Thanksgiving Reflections – Do we Get our Money’s Worth From Our Taxes?
by: Mike Ignatowski on November 25th, 2010 | 2 Comments »
Although there are many great signs from John Stewart’s “Rally to Restore Sanity,” one of my favorite ones has the following text:
I HATE TAXES
But I like: Roads,
Firemen, some cops,
traffic lights,
National Parks,
the Coast Guard,
various TLA’s, etc.
So I pay them anyway.
(In this context I’m guessing that TLA’s refers to “Three-Letter Acronyms”)
During this Thanksgiving season, that sign caused me to reflect on the old complaint – “I wouldn’t mind paying taxes if we actually got our money’s worth from them.” Are the benefits we get from our taxes really worth what we pay?
Time for a little reflection on my life. I wake up each weekday morning and drive to work on well maintained roads, to a nice job that is only possible because we have a suitably regulated economy that is comparatively free of corruption. I received a great education thanks in large part to subsidies from various state and local governments. My family and I have access to great medical care should we need it, and we have a virtually unlimited bounty of food available at incredibly cheap prices. Most importantly and too often overlooked, we live with a sense of physical security and safety that must be incomprehensible to large segments of the world’s population.

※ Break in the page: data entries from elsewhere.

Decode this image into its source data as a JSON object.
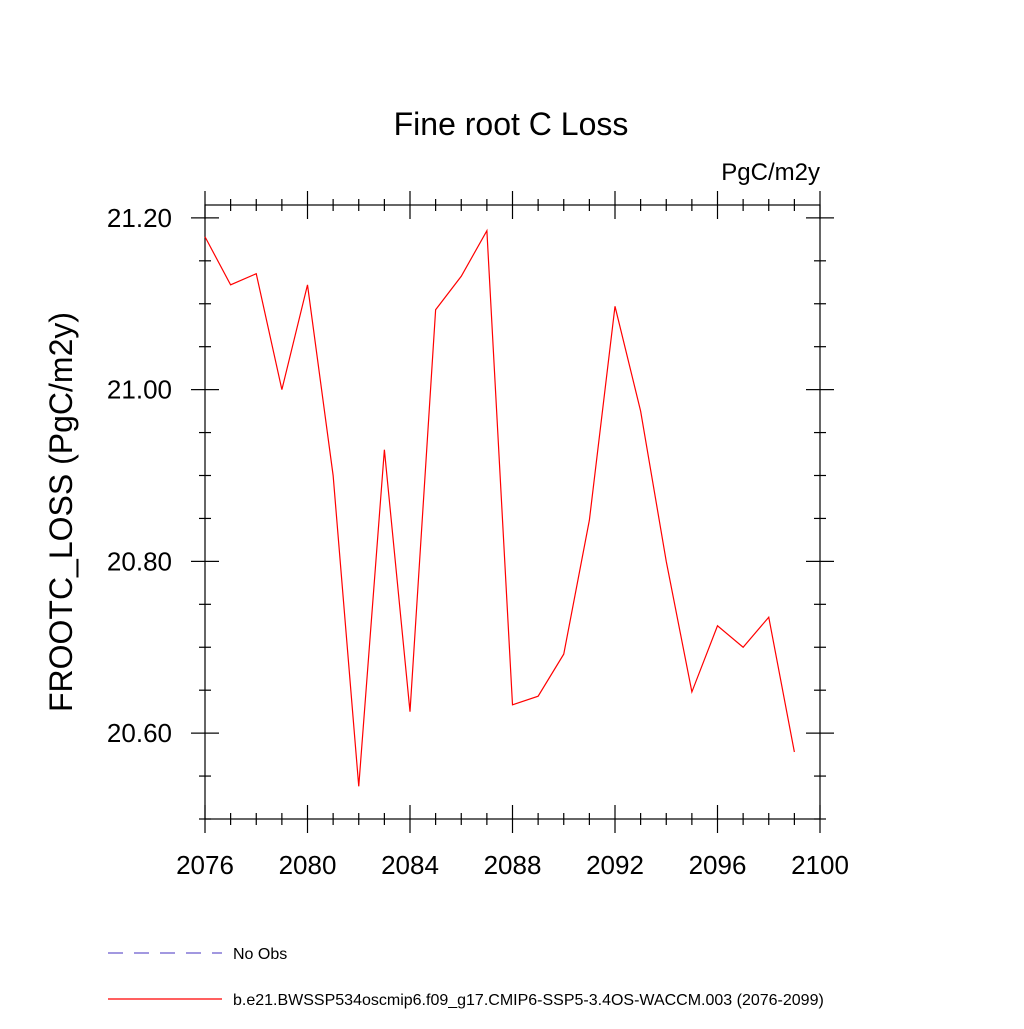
{
  "chart_data": {
    "type": "line",
    "title": "Fine root C Loss",
    "units": "PgC/m2y",
    "ylabel": "FROOTC_LOSS  (PgC/m2y)",
    "xlabel": "",
    "xlim": [
      2076,
      2100
    ],
    "ylim": [
      20.5,
      21.215
    ],
    "x_ticks": [
      2076,
      2080,
      2084,
      2088,
      2092,
      2096,
      2100
    ],
    "y_ticks": [
      20.6,
      20.8,
      21.0,
      21.2
    ],
    "y_tick_labels": [
      "20.60",
      "20.80",
      "21.00",
      "21.20"
    ],
    "grid": false,
    "legend_position": "bottom-left",
    "series": [
      {
        "name": "No Obs",
        "color": "#6a5acd",
        "dash": "dashed",
        "x": [],
        "values": []
      },
      {
        "name": "b.e21.BWSSP534oscmip6.f09_g17.CMIP6-SSP5-3.4OS-WACCM.003 (2076-2099)",
        "color": "#ff0000",
        "dash": "solid",
        "x": [
          2076,
          2077,
          2078,
          2079,
          2080,
          2081,
          2082,
          2083,
          2084,
          2085,
          2086,
          2087,
          2088,
          2089,
          2090,
          2091,
          2092,
          2093,
          2094,
          2095,
          2096,
          2097,
          2098,
          2099
        ],
        "values": [
          21.178,
          21.122,
          21.135,
          21.0,
          21.122,
          20.9,
          20.538,
          20.93,
          20.625,
          21.093,
          21.132,
          21.185,
          20.633,
          20.643,
          20.692,
          20.848,
          21.097,
          20.975,
          20.8,
          20.648,
          20.725,
          20.7,
          20.735,
          20.578
        ]
      }
    ]
  }
}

Much of this wonderful life style is the result of the hard work of many private individuals, but it would not be possible at all if it wasn’t for the collective government work and services enabled by the taxes we pay. Is the life style I enjoy worth the taxes I pay? I’m not advocating for a large tax increase here, but when I compare my situation to what it could be in other circumstances, I can’t help but conclude that my life style and my family’s safety would be a bargain at three times the cost. For that I am grateful.



Hey great, this has been a awesome help to me, I have had some really strange issues in my private life recently and it is funny how little things can really pick you back up or make you look differently on the horrible things and get busy with the other things in life. Anyway thank you so much.
I would gladly exchange the 48% of our income that goes to private insurance to universal single payer. But for private insurance our family’s experience in life would be almost as nice as Mike’s.
The “problem” with taxes isn’t that we have them, and I very much agree with the author’s observations and thinking. The problem is the “rigging” by the owning class to construe and scheme and game everything to maximize the amount they don’t pay in taxes and reroute those tax dollars others pay to schemes that enrich the personal fortunes of the same owning class that runs the whole shell game.
For what we pay in taxes, we get a pretty raw deal other than the roads and firemen (priceless in California, especially in fire season)… as a lower class person the cops are usually the ones giving us a general hassle and grossly complicating or lives for almost no good reason, so I’m sorry I cannot include them in the list of good returns on investment. The rest of our tax dollars seem to go to the wars the rich want to keep and have so, not much return on investment there either. Our schools? well, in California, the rich seem to think our kids don’t matter so we’re subjected to “austerity” because the rich can live well within their means and thus demand that those with insufficient means illogically can do just as well as them….
So I guess that’s the stuff we’re grateful for tax wise… roads and firemen. That’s about it.